Le pass VIP inclut des documents de voyage et des vols vers l’Europe, souvent la France, l’Allemagne ou l’Espagne, avant une dernière étape vers la Grande-Bretagne.

Ces intermédiaires “vous mettent directement en contact avec un groupe en France qui vous aide”, explique à l’AFP Chung Pham, qui travaille pour Locate International, un groupe basé en Grande-Bretagne qui aide à retrouver des migrants vietnamiens disparus.

Une fois arrivés en Grande-Bretagne, les migrants reçoivent l’assistance d’avocats et de traducteurs dans l’hypothèse d’une arrestation par la police. “Cela vous montre le degré d’organisation” de ces groupes, souligne Chung Pham. La Grande-Bretagne est depuis longtemps une destination prisée des migrants vietnamiens grâce à des réseaux criminels bien implantés qui leur proposent même du travail, même si c’est souvent à des salaires plus bas que ceux qui leur étaient proposés initialement.

Les provinces du centre du Vietnam, particulièrement pauvres, comptent de nombreux passeurs et intermédiaires.

Les familles des candidats à l’émigration vendent des terres ou empruntent pour financer leur voyage, pariant sur la rentabilité de cet investissement.

VIP

La famille de Hoang Van Tiep pense qu’il figure au nombre des 39 morts retrouvés près de Londres. Les passeurs leur avaient pourtant promis que leurs 13.000 dollars lui assureraient un passage sûr depuis la France.

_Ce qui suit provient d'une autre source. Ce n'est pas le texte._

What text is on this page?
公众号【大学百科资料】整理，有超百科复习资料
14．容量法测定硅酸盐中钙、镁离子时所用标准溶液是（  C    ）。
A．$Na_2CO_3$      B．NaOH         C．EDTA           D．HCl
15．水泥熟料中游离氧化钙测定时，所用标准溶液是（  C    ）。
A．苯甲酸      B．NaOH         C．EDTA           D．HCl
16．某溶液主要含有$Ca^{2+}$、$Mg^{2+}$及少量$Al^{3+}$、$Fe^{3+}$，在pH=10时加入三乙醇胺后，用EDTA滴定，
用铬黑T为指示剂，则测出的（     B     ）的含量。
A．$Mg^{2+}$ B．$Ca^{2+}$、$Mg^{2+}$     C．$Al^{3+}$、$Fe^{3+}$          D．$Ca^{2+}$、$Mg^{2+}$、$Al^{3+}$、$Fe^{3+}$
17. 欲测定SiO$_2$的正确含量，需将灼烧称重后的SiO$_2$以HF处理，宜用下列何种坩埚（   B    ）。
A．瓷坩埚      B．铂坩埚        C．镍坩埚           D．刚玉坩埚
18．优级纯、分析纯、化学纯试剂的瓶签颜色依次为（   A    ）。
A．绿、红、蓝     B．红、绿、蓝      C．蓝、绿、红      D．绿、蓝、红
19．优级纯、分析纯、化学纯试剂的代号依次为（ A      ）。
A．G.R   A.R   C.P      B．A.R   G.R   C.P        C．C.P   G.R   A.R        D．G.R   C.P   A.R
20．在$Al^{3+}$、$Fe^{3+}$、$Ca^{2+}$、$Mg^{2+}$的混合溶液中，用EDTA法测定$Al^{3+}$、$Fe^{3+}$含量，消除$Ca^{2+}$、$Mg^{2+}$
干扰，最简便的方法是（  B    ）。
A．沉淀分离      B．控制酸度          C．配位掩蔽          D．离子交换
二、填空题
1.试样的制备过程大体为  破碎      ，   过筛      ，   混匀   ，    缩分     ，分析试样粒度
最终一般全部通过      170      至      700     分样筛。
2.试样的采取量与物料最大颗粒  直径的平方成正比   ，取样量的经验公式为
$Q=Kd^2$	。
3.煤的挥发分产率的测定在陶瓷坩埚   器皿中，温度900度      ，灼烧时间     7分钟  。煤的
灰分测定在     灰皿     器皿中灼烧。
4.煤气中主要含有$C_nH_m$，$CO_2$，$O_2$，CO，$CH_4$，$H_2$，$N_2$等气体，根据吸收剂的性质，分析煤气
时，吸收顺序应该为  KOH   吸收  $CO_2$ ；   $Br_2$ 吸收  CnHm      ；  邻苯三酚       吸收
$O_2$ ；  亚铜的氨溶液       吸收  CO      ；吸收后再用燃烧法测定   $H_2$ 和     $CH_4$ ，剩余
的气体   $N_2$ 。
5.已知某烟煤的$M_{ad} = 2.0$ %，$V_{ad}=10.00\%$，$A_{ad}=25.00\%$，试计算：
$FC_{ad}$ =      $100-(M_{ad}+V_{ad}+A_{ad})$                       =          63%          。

“J’ai entendu qu’il aurait un passage VIP à bord d’une voiture. Mais ils nous ont menti”, confie à l’AFP la mère du jeune de 18 ans, Hoang Thi Ai, dans sa maison à Dien Thinh, dans la province de Nghe An (centre).

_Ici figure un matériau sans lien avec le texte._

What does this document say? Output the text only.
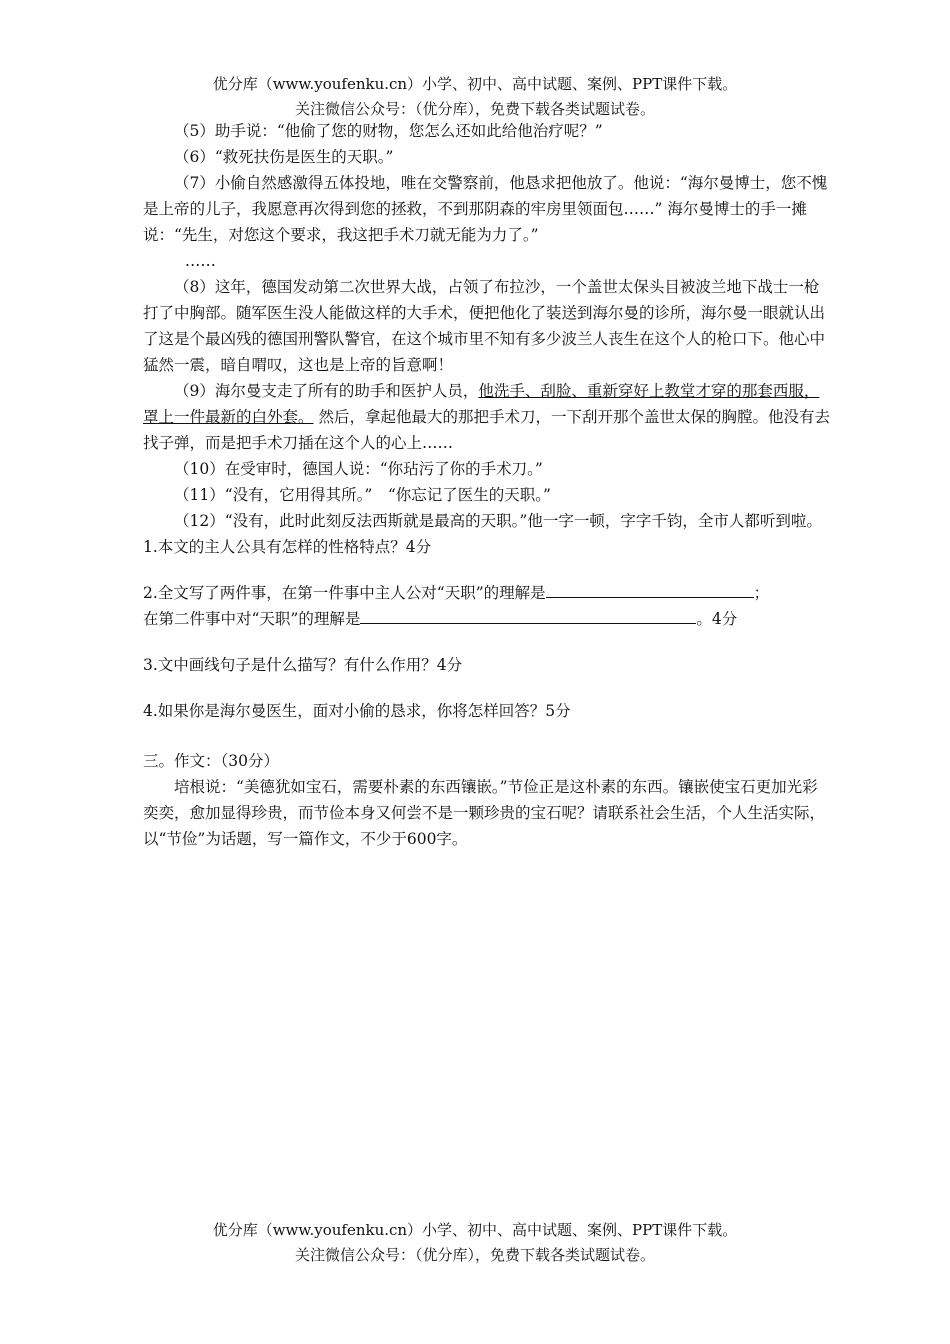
优分库（www.youfenku.cn）小学、初中、高中试题、案例、PPT课件下载。
关注微信公众号：（优分库），免费下载各类试题试卷。

（5）助手说：“他偷了您的财物，您怎么还如此给他治疗呢？”

（6）“救死扶伤是医生的天职。”

（7）小偷自然感激得五体投地，唯在交警察前，他恳求把他放了。他说：“海尔曼博士，您不愧是上帝的儿子，我愿意再次得到您的拯救，不到那阴森的牢房里领面包……” 海尔曼博士的手一摊说：“先生，对您这个要求，我这把手术刀就无能为力了。”

……

（8）这年，德国发动第二次世界大战，占领了布拉沙，一个盖世太保头目被波兰地下战士一枪打了中胸部。随军医生没人能做这样的大手术，便把他化了装送到海尔曼的诊所，海尔曼一眼就认出了这是个最凶残的德国刑警队警官，在这个城市里不知有多少波兰人丧生在这个人的枪口下。他心中猛然一震，暗自喟叹，这也是上帝的旨意啊！

（9）海尔曼支走了所有的助手和医护人员，他洗手、刮脸、重新穿好上教堂才穿的那套西服，罩上一件最新的白外套。 然后，拿起他最大的那把手术刀，一下刮开那个盖世太保的胸膛。他没有去找子弹，而是把手术刀插在这个人的心上……

（10）在受审时，德国人说：“你玷污了你的手术刀。”

（11）“没有，它用得其所。”　“你忘记了医生的天职。”

（12）“没有，此时此刻反法西斯就是最高的天职。”他一字一顿，字字千钧，全市人都听到啦。

1.本文的主人公具有怎样的性格特点？4分

2.全文写了两件事，在第一件事中主人公对“天职”的理解是	；

在第二件事中对“天职”的理解是	。4分

3.文中画线句子是什么描写？有什么作用？4分

4.如果你是海尔曼医生，面对小偷的恳求，你将怎样回答？5分

三。作文：（30分）

培根说：“美德犹如宝石，需要朴素的东西镶嵌。”节俭正是这朴素的东西。镶嵌使宝石更加光彩奕奕，愈加显得珍贵，而节俭本身又何尝不是一颗珍贵的宝石呢？请联系社会生活，个人生活实际，以“节俭”为话题，写一篇作文，不少于600字。

优分库（www.youfenku.cn）小学、初中、高中试题、案例、PPT课件下载。
关注微信公众号：（优分库），免费下载各类试题试卷。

Le jeune homme a vécu en France un an et sa famille avait déjà payé 17.500 dollars pour qu’il y arrive en passant par la Russie. Le dernier paiement était dû à son arrivée en Grande-Bretagne, mais sa famille n’a plus eu de nouvelles.

Elle n’a pas payé pour le voyage fatal en camion, mais elle doit encore 4.300 dollars à la banque. “Si j’avais su qu’il allait monter à bord de ce camion, jamais je ne l’aurais laissé partir”, raconte sa mère.

En dépit des promesses, les passeurs n’acheminent les migrants vietnamiens que jusqu’à la France ou la Belgique, et ils n’ont souvent alors pas d’autre choix que d’entamer un ultime voyage périlleux pour franchir la Manche.

– “Gros risques” –

Pour ceux qui n’ont pas de gros moyens, le voyage est plus long et dangereux : “avec la route +des paysans”, vous voyagez à pied ou dans un camion à travers la forêt et cela vous prend des mois”, résume Chung Pham.

Au cours de leur périple vers l’ouest, les migrants sont souvent forcés de travailler pour payer l’étape suivante de leur voyage, avec le risque d’être pris par la police.

Ils travaillent dans des cuisines, des usines ou sur des marchés. Certains, y compris des mineurs, sont contraints de se prostituer.

Beaucoup de migrants sont dupés par des passeurs qui leur font miroiter un voyage sans encombres s’ils payent suffisamment. “Ils prennet de gros risques (…) Ils n’ont aucun moyen de s’assurer de la véracité des promesses des passeurs, ils ne peuvent qu’espérer qu’ils tiendront parole”, raconte sous couvert d’anonymat un migrant vietnamien rentré au pays.

Mais même avec de tels risques la perspective d’une nouvelle vie est irrésistible pour beaucoup. C’est ainsi que Nguyen Van Hung a payé 17.000 dollars en 2019 à des passeurs pour un passeport et un vol vers la Russie. Sa famille a obtenu un prêt en disant à la banque qu’elle voulait se lancer dans la culture d’arachides.

De là il s’est ensuite rendu en France (sa famille ne sait pas comment) et les a appelés il y a quelques semaines pour demander à sa mère de l’argent pour financer la dernière étape de son voyage. “Nous n’avons plus eu de nouvelles depuis”, avoue sa mère, Nguyen Van Hung, à l’AFP.